Seyna at Argus Assurances Affinitaires 2026
On 12 March, Stephen Leguillon, CEO of Seyna, took part in a panel discussion organised by L’Argus de l’Assurance at Comet Place des Victoires, alongside Sara Fert, Head of Affinity Solutions at WTW France.

Seyna at Argus Assurances Affinitaires
On 12 March, Stephen Leguillon, CEO of Seyna, took part in a panel discussion organised by L’Argus de l’Assurance at Comet Place des Victoires, alongside Sara Fert, Head of Affinity Solutions at WTW France.
Topic: partnerships between large corporates and insurtechs, and what truly makes them sustainable.

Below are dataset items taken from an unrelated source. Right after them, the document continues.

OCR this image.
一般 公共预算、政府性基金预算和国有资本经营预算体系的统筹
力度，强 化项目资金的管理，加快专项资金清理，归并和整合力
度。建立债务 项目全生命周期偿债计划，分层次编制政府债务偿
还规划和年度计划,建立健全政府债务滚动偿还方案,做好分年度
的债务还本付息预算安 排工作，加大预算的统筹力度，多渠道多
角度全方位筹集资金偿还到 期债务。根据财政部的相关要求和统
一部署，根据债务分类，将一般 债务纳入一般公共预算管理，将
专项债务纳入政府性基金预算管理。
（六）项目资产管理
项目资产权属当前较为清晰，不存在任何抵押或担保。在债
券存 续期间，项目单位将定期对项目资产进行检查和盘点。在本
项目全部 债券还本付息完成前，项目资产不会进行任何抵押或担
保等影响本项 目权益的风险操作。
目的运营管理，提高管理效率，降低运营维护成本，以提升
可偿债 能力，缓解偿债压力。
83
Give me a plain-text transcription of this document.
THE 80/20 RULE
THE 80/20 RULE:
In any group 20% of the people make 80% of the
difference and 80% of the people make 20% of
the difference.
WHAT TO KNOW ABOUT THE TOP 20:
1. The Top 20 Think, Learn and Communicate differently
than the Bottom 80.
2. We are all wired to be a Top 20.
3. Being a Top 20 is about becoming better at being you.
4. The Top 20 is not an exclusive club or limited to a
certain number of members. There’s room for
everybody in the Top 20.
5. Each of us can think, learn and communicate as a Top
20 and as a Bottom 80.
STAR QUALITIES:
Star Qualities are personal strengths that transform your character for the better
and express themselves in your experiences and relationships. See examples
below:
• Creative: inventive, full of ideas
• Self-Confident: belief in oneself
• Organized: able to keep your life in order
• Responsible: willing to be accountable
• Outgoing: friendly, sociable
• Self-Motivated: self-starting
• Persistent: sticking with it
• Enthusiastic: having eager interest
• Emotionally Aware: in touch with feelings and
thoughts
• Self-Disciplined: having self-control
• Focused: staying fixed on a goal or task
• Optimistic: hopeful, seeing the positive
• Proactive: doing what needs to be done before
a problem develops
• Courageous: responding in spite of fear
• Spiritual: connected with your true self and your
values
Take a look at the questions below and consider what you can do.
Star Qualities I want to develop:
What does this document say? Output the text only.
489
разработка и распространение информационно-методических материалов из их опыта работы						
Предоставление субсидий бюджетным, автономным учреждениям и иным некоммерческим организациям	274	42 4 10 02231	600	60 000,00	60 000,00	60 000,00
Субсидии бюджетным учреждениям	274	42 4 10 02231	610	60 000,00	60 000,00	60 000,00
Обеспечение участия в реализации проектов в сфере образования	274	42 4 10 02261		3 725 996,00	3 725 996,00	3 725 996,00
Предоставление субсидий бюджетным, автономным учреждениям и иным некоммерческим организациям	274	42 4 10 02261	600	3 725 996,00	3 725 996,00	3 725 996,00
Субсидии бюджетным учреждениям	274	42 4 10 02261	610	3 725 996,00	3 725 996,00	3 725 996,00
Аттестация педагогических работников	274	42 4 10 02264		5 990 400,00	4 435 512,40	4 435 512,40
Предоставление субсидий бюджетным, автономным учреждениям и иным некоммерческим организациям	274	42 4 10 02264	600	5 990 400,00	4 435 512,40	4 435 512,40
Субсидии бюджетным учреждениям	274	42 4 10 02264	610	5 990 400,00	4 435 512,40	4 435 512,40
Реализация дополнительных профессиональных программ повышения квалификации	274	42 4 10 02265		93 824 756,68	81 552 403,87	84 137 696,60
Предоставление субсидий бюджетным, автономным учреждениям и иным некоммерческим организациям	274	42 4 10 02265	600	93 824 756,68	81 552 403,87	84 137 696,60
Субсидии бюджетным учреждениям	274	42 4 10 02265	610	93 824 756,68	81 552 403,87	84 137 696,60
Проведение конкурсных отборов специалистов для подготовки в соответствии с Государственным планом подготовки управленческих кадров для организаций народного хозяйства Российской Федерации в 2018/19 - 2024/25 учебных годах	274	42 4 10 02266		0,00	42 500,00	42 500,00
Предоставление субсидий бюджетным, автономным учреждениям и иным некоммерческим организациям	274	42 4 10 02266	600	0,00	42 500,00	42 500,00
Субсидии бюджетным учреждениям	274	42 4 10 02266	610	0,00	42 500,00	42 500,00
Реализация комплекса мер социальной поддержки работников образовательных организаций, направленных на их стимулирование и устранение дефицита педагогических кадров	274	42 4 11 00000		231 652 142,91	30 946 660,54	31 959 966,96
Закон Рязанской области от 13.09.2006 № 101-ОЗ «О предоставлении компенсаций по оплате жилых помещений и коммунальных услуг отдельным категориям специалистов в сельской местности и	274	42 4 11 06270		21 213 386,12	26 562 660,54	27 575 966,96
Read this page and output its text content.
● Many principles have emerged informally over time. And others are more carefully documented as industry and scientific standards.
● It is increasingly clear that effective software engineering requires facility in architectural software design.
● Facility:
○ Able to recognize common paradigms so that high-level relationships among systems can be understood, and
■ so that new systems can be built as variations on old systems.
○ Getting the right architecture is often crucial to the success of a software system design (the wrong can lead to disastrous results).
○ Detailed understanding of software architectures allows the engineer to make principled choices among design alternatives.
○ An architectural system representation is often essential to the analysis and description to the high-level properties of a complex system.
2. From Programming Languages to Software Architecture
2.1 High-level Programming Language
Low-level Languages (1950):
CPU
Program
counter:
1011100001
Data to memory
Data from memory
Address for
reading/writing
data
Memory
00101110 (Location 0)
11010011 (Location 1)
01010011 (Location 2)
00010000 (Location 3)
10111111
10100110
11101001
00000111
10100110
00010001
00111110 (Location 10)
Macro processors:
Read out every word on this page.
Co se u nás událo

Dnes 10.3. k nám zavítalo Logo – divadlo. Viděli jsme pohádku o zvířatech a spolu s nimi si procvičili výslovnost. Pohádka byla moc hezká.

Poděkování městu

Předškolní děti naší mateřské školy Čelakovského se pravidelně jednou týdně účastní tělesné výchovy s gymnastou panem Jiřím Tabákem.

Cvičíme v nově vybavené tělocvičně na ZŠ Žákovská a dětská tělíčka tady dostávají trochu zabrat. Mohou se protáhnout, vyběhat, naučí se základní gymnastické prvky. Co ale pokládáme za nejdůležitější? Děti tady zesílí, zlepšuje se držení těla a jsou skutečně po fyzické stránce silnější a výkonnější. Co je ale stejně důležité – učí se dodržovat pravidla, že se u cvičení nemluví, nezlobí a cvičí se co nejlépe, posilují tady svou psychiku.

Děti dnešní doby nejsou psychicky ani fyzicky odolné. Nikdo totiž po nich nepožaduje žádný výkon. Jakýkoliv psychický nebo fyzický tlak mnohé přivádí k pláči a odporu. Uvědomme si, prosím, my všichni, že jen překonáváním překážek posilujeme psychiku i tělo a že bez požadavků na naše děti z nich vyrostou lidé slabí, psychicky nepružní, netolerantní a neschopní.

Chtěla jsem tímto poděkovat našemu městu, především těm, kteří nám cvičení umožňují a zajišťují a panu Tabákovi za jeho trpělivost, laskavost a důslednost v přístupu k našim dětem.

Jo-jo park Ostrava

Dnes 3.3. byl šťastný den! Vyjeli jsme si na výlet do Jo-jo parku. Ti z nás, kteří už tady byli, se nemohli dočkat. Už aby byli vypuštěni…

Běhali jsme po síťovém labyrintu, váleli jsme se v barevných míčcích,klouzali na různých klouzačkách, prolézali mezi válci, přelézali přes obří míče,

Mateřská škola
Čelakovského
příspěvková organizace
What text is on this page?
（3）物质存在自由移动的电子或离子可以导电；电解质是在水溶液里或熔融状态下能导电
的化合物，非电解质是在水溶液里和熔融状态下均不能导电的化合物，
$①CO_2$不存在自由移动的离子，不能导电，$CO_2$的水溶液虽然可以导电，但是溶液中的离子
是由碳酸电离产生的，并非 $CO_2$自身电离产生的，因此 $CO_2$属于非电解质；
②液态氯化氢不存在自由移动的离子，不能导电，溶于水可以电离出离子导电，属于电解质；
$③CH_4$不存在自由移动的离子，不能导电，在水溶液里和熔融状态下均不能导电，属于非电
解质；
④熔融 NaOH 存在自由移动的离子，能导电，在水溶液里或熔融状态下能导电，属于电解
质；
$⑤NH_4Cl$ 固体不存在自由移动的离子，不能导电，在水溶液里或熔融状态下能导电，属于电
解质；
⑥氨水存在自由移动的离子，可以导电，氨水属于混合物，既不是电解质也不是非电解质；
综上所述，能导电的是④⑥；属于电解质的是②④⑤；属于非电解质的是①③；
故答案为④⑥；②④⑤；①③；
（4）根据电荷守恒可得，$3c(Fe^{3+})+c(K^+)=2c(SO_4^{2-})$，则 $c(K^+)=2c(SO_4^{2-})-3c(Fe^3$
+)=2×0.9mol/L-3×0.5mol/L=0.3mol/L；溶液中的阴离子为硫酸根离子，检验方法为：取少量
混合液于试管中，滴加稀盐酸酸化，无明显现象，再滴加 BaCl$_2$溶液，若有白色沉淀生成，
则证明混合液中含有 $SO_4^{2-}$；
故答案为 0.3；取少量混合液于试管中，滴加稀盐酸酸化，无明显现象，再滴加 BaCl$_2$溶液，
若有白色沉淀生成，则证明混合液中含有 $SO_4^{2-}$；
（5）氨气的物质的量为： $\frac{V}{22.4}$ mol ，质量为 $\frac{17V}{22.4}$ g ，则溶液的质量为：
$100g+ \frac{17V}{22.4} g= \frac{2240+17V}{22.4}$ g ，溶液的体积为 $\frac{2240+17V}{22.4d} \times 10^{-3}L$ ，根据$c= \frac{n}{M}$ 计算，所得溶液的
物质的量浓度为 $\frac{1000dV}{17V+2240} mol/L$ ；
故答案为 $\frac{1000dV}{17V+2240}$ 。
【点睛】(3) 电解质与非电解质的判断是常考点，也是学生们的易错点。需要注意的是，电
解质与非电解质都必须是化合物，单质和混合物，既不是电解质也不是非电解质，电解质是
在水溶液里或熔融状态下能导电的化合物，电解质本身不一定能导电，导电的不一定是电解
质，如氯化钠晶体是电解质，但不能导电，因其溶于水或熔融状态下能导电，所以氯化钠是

A partnership that cannot be improvised
The discussion was built around a concrete case: Vign’Protect, a parametric insurance product co-developed by WTW and Seyna for winegrowers, covering frost and downy mildew through weather-based indices. An innovative product in a challenging market, agricultural climate risks, where risk carriers are becoming increasingly scarce.
This partnership perfectly illustrates what Seyna has stood for from the start: new players are not here to replace established ones, but to unlock what they cannot achieve alone, due to limited technological bandwidth or the ability to iterate quickly.
“To respond to a tender, improve a client interface or launch an innovation, having the support of external digital partners has become essential.”
(Sara Fert, WTW)
What Seyna brings in practice
In this project, Seyna played its role as a full-stack insurer: pricing design based on weather data, technological integration for parametric claims, and the deployment of Seyna JUMP, the service that enables brokers to launch new offers quickly without relying on their own IT.
What did WTW bring? Climate and agricultural expertise built over 40 years in the market, and above all, distribution power through strong connections with banking networks and agricultural cooperatives.
It is this complementarity, not just a simple addition of capabilities, that makes the partnership robust.
Transparency and value sharing as a structural choice
On the often-sensitive topic of value sharing between insurers and distributors, Stephen Leguillon advocated a straightforward approach: full transparency on financial performance, with results shared monthly with broker partners.
“Once everyone knows how much the other has made, the conversation becomes much simpler.”
This is not a commercial gesture. It is a structural choice that reflects Seyna’s conviction: the best partnerships are built on a shared vision of profitability.
What this says about the market
This type of collaboration, bringing together a large international broker and a mature insurtech insurer, provides a concrete response to the current challenges of the affinity insurance market: faster innovation cycles, increasing climate risk complexity, and pressure on margins.
It also confirms that the question is no longer “insurtech or incumbent?” but rather “how do they work together, and under what conditions?”.
Stephen Leguillon’s answer was clear: strong strategic sponsorship at the highest level, a cross-functional project lead, and sufficient scale on both sides to make the partnership credible.